ACCOUNTING: Activity-based Costing – Beware the Pitfalls


Recent Gauteng Business News

“Judging by the number of customer enquiries about it, we appear to be in the middle of another wave of enthusiasm for activity-based costing (ABC),” says Kevin Phillips, MD of idu Software. In theory, ABC is a powerful analytical tool for helping businesses understand exactly what makes them tick. But is the insight delivered worth the extra cost of implementation? Although our software will always support ABC as long as there are customers for it, I’m not convinced that the cost/benefit analysis shows the same results for all.

If ABC is done properly, it helps organisations identify which of their products, clients and activities are most (and least) profitable, and which costs are unnecessary. Resources can then be allocated more efficiently to boost profitable activities and eliminate unprofitable ones.

This is a great idea; much like “let’s have a baby!” is a great idea for many couples. But while there are undeniable rewards, they are not always easy to measure; and in both cases it’s a high-maintenance investment that can take a long time to deliver returns.

The first step in implementing ABC is to identify the activities of the business, which can cost six months of expensive consultancy time all on its own. You have to take your business apart to analyse exactly how it works. Then you have to make decisions about how to allocate the costs of activities to different products, services or customers.

For example, let’s say your marketing department takes a stand at a trade show. Apart from the salaries of the people involved in planning and staffing the stand, there will be invoices for the rental of space, for constructing the stand, for printing brochures or making promotional videos, and so on. How do you allocate these costs to products, services or customers? It’s not going to be easy, and at some point someone is probably going to have to make an arbitrary decision or estimate.

The same problem occurs all the way along the line. How do you allocate the costs of negotiating with suppliers? Updating databases? Training? One of the key dangers in this process is that you end up with incredibly complex systems and processes, which are expensive to administer and create yet another potential source of bottlenecks and errors.

Then there’s the sticky problem of how to sustain ABC once it’s been implemented. There’s no point at all in budgeting by activity if you don’t also keep accounts by activity: budget spend must be correlated with actual spend or the whole exercise is pointless.

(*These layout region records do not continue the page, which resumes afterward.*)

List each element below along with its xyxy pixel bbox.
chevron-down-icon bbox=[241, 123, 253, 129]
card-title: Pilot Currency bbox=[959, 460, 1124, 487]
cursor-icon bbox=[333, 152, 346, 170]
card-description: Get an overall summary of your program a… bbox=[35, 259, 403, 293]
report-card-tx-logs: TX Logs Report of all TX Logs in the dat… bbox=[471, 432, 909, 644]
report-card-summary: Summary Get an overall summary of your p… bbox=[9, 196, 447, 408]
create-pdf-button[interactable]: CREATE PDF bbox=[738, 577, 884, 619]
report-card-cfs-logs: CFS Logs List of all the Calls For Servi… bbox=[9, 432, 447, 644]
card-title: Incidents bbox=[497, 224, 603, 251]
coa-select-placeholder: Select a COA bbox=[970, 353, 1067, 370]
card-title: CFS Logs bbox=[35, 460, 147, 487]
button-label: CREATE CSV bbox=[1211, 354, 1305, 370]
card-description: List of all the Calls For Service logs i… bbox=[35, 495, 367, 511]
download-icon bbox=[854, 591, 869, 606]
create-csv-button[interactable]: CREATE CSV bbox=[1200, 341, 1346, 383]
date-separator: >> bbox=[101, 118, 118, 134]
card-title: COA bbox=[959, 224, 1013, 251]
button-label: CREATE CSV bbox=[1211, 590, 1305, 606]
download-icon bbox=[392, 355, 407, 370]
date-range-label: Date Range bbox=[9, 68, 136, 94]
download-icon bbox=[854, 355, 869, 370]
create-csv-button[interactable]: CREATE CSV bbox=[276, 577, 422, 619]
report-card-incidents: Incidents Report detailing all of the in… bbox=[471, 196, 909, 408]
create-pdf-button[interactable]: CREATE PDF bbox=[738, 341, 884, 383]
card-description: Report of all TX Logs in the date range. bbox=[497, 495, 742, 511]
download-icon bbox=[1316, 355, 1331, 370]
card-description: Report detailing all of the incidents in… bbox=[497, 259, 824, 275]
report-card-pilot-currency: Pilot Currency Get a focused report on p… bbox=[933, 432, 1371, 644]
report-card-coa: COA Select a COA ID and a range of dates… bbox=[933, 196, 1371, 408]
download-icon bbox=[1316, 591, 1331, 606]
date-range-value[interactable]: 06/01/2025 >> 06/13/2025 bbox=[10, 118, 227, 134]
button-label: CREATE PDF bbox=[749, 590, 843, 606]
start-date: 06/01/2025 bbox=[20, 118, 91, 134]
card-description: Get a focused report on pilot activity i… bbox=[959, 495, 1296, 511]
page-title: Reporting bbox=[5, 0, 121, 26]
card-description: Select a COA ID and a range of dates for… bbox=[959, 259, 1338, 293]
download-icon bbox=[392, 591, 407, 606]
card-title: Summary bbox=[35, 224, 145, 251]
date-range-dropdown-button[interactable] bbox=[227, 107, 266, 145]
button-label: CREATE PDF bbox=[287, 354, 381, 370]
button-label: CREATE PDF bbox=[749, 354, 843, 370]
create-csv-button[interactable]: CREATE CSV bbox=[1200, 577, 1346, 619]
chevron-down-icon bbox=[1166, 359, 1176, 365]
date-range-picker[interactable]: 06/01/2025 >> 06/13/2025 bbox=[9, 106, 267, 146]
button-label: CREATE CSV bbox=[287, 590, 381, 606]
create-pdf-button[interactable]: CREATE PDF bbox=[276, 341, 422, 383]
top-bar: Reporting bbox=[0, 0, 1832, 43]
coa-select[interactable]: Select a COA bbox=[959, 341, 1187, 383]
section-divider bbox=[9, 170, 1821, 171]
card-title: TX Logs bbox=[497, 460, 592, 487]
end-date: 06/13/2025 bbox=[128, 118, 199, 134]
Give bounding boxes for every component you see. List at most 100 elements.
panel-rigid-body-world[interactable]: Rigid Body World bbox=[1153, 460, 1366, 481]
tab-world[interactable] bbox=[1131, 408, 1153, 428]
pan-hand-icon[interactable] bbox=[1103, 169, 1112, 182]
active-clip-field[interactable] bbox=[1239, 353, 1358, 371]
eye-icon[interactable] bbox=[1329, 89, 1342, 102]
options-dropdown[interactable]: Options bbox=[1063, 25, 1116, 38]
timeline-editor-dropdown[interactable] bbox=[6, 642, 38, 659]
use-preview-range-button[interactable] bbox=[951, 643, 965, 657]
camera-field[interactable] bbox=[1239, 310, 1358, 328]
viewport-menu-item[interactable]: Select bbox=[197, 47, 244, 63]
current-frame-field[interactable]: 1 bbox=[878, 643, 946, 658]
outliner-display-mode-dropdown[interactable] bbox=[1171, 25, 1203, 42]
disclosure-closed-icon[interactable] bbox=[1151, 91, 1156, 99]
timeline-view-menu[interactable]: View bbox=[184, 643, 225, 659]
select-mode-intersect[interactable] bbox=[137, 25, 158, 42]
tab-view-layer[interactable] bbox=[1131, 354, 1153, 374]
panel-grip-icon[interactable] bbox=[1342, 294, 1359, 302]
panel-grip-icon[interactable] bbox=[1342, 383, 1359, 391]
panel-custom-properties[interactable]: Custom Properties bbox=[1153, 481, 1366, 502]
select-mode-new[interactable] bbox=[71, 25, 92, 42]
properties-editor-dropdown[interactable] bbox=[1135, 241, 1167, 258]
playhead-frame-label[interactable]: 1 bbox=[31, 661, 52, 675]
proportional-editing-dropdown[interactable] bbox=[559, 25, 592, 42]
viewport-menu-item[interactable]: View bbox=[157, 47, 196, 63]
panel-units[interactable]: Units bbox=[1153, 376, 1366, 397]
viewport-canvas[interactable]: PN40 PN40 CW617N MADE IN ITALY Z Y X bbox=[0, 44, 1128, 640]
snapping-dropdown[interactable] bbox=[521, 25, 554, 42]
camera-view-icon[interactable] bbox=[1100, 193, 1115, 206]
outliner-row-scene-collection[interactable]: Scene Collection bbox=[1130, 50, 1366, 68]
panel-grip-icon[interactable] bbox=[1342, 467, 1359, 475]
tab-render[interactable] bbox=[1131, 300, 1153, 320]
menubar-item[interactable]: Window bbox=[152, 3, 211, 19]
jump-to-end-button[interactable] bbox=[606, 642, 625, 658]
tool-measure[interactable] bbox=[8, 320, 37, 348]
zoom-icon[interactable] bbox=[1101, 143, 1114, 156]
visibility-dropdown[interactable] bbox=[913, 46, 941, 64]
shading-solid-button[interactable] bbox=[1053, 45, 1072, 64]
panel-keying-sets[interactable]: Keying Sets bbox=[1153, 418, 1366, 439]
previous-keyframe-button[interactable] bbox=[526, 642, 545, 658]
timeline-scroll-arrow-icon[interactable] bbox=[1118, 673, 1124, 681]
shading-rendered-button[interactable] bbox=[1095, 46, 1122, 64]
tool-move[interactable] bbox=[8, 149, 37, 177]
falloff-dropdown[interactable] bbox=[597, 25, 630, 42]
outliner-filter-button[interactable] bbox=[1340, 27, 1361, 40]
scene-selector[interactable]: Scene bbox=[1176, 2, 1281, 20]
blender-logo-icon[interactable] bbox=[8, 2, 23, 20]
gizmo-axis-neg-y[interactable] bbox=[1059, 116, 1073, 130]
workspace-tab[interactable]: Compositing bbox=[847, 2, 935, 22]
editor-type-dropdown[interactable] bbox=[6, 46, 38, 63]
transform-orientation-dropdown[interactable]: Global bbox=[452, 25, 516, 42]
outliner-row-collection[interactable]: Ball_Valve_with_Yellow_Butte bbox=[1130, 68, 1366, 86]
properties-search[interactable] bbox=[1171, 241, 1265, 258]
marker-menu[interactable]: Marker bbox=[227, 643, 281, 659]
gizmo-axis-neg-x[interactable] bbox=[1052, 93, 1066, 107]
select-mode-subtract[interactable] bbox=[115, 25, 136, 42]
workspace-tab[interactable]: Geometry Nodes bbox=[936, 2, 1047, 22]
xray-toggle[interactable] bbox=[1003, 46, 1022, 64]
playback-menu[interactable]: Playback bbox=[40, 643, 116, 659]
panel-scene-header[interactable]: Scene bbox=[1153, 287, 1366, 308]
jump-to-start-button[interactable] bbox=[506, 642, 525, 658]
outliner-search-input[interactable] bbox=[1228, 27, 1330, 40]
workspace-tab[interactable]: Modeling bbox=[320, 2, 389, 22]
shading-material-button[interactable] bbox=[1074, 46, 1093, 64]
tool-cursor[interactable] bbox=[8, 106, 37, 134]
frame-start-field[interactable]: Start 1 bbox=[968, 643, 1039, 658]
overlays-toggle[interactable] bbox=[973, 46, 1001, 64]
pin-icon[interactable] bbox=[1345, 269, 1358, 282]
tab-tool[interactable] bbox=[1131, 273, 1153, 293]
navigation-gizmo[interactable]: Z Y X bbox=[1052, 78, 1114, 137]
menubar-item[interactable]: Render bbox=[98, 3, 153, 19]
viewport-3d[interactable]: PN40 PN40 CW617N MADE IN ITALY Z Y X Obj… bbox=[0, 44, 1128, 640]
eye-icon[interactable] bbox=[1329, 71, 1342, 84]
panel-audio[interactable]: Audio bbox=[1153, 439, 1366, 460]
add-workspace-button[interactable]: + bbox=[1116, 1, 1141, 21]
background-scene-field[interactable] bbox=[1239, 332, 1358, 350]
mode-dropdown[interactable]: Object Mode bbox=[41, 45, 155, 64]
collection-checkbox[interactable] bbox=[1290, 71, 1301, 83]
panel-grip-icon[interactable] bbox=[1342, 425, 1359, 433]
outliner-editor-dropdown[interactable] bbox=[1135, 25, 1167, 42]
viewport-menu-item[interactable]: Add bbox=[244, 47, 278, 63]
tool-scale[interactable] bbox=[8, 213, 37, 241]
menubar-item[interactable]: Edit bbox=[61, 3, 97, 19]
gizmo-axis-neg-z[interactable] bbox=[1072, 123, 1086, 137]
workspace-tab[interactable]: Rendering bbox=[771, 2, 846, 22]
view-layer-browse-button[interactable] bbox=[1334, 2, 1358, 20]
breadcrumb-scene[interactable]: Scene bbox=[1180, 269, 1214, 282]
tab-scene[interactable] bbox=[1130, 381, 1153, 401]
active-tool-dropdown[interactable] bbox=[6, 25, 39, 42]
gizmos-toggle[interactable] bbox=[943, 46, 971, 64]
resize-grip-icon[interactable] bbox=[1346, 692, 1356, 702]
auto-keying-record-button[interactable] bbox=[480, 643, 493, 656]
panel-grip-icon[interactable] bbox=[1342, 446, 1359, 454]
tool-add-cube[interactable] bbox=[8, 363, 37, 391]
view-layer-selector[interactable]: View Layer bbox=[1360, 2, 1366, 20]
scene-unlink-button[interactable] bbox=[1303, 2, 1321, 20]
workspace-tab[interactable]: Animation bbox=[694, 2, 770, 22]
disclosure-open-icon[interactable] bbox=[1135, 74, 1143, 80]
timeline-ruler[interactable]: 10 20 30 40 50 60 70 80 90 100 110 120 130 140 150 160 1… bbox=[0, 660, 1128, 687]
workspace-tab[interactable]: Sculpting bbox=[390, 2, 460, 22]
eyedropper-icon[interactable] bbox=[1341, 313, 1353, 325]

But that is much easier said than done. It means every single invoice has to be allocated to an activity, and frequently to more than one activity – in which case someone has to make a decision about what proportions of the cost are allocated to each activity.

There’s also the hard fact that reality will always undermine your assumptions. Just when you’ve got a clear set of rules and definitions down, something will happen in the world that invalidates them. Then the system will throw up all sorts of exceptions and you’ll have to spend more time explaining them.

The bottom line is: If you implement activity-based costing, will it save you as much as you’re spending? For some organisations it’s been an undoubted success; but just as with babies, it might not be for everyone.